Sejarah memang mencatat, Jepang adalah salah satu negara yang tidak pernah di jajah. Mereka seolah-olah memiliki dunia sendiri. Selama lebih dari 250 tahun mereka menutup diri dari pengaruh luar. Salah satu alasannya adalah guna menjaga system yang ada dari pengaruh luar, terutama pengaruh Kristen. Akibatnya mereka tidak bersentuhan dengan negara lain, terutama negara-negara timur tengah. Setelah restorasi Meiji, Jepang membuka mata dan mereka terkejut melihat negara-negara barat jauh lebih maju. Akhirnya mereka berusaha mengejar ketertinggalan dengan cara mengirimkan banyak pelajar ke Barat untuk menimba Ilmu dan pulang untuk memajukan Jepang. oleh karena sejak awal mereka menganggap Barat adalah dunia yang maju, sehingga mereka percaya apapun imformasi dari barat adalah akurat. Termasuk imformasi tentang Islam yang umumnya mereka peroleh dari Amerika. Sudah sama kita ketahui Amerika sangat alergi dengan Islam. Mereka berusaha melemahkan islam melalui media.
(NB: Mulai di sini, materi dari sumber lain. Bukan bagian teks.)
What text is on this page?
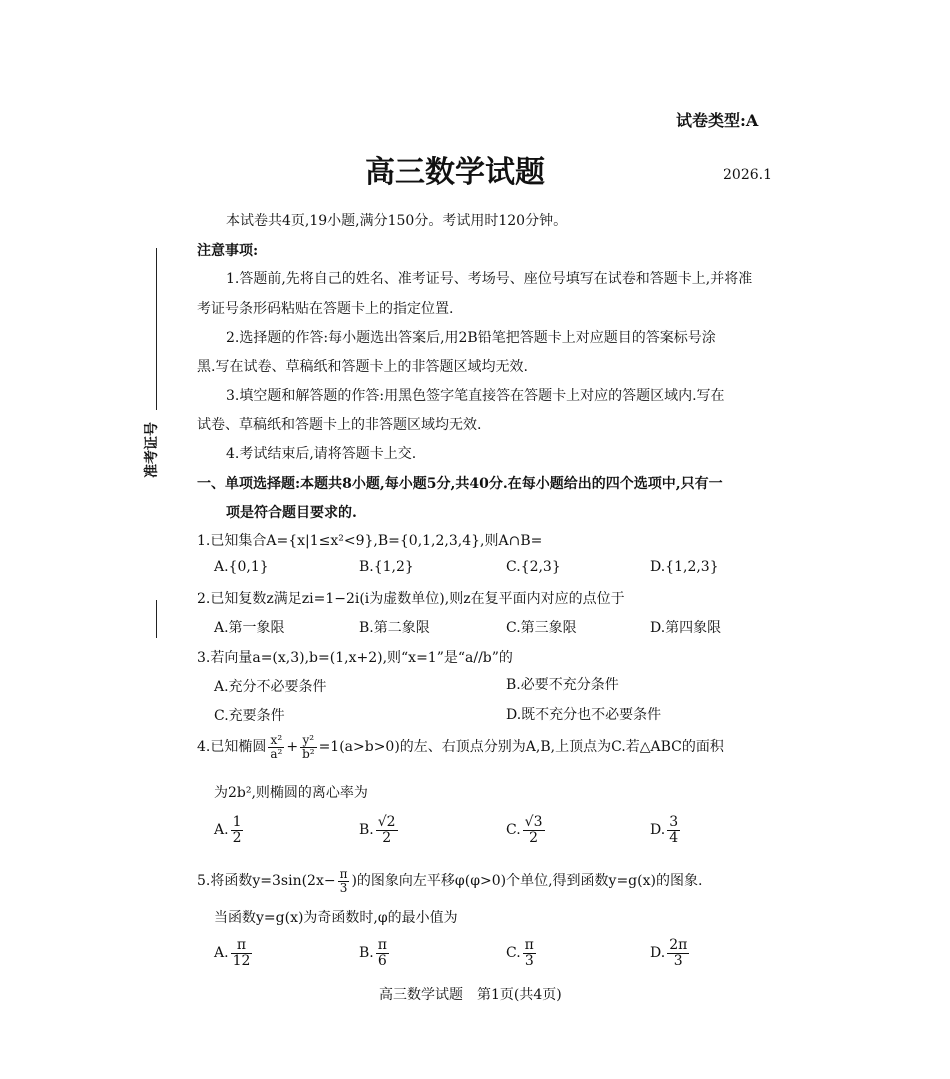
试卷类型:A
高三数学试题	2026.1
准考证号
本试卷共4页,19小题,满分150分。考试用时120分钟。
注意事项:
1.答题前,先将自己的姓名、准考证号、考场号、座位号填写在试卷和答题卡上,并将准
考证号条形码粘贴在答题卡上的指定位置.
2.选择题的作答:每小题选出答案后,用2B铅笔把答题卡上对应题目的答案标号涂
黑.写在试卷、草稿纸和答题卡上的非答题区域均无效.
3.填空题和解答题的作答:用黑色签字笔直接答在答题卡上对应的答题区域内.写在
试卷、草稿纸和答题卡上的非答题区域均无效.
4.考试结束后,请将答题卡上交.
一、单项选择题:本题共8小题,每小题5分,共40分.在每小题给出的四个选项中,只有一
项是符合题目要求的.
1.已知集合A={x|1≤x²<9},B={0,1,2,3,4},则A∩B=
A.{0,1}	B.{1,2}	C.{2,3}	D.{1,2,3}
2.已知复数z满足zi=1−2i(i为虚数单位),则z在复平面内对应的点位于
A.第一象限	B.第二象限	C.第三象限	D.第四象限
3.若向量a=(x,3),b=(1,x+2),则“x=1”是“a//b”的
A.充分不必要条件	B.必要不充分条件
C.充要条件	D.既不充分也不必要条件
4.已知椭圆 $\frac{\text{x²}}{\text{a²}} + \frac{\text{y²}}{\text{b²}} =1(a>b>0)$的左、右顶点分别为A,B,上顶点为C.若△ABC的面积
为2b²,则椭圆的离心率为
A. $\frac{1}{2}$	B. $\frac{√2}{2}$	C. $\frac{√3}{2}$	D. $\frac{3}{4}$
5.将函数$y=3\sin(2x- \frac{\pi}{3}$ )的图象向左平移φ(φ>0)个单位,得到函数y=g(x)的图象.
当函数y=g(x)为奇函数时,φ的最小值为
A. $\frac{\pi}{12}$	B. $\frac{\pi}{6}$	C. $\frac{\pi}{3}$	D. $\frac{2\pi}{3}$
高三数学试题　第1页(共4页)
Sehingga banyak kebohongan-kebohongan yang mereka suarakan dan itu diterima bulat-bulat oleh Amerika, tanpa menelusuri kebenarannya. Akibatnya Jepang ikut-ikutan alergi terhadap Islam.
  Fakta diatas sangatlah ironis mengingat Jepang selalu mengaumkan slogan globalisasi. Menurut saya globalisasi yang dimaksud oleh Jepang adalah penguasaan Bahasa Inggris. Padahal ruang lingkup globalisasi bukan hanya Bahasa Inggris semata, tetapi bagaimana upaya untuk dapat bergaul dengan mereka yang datang dari berbagai negara di dunia, termasuk negara-negara Islam, atau negara berpenduduk mayoritas Islam seperti Indonesia. salah satunya harus mempelajari Islam.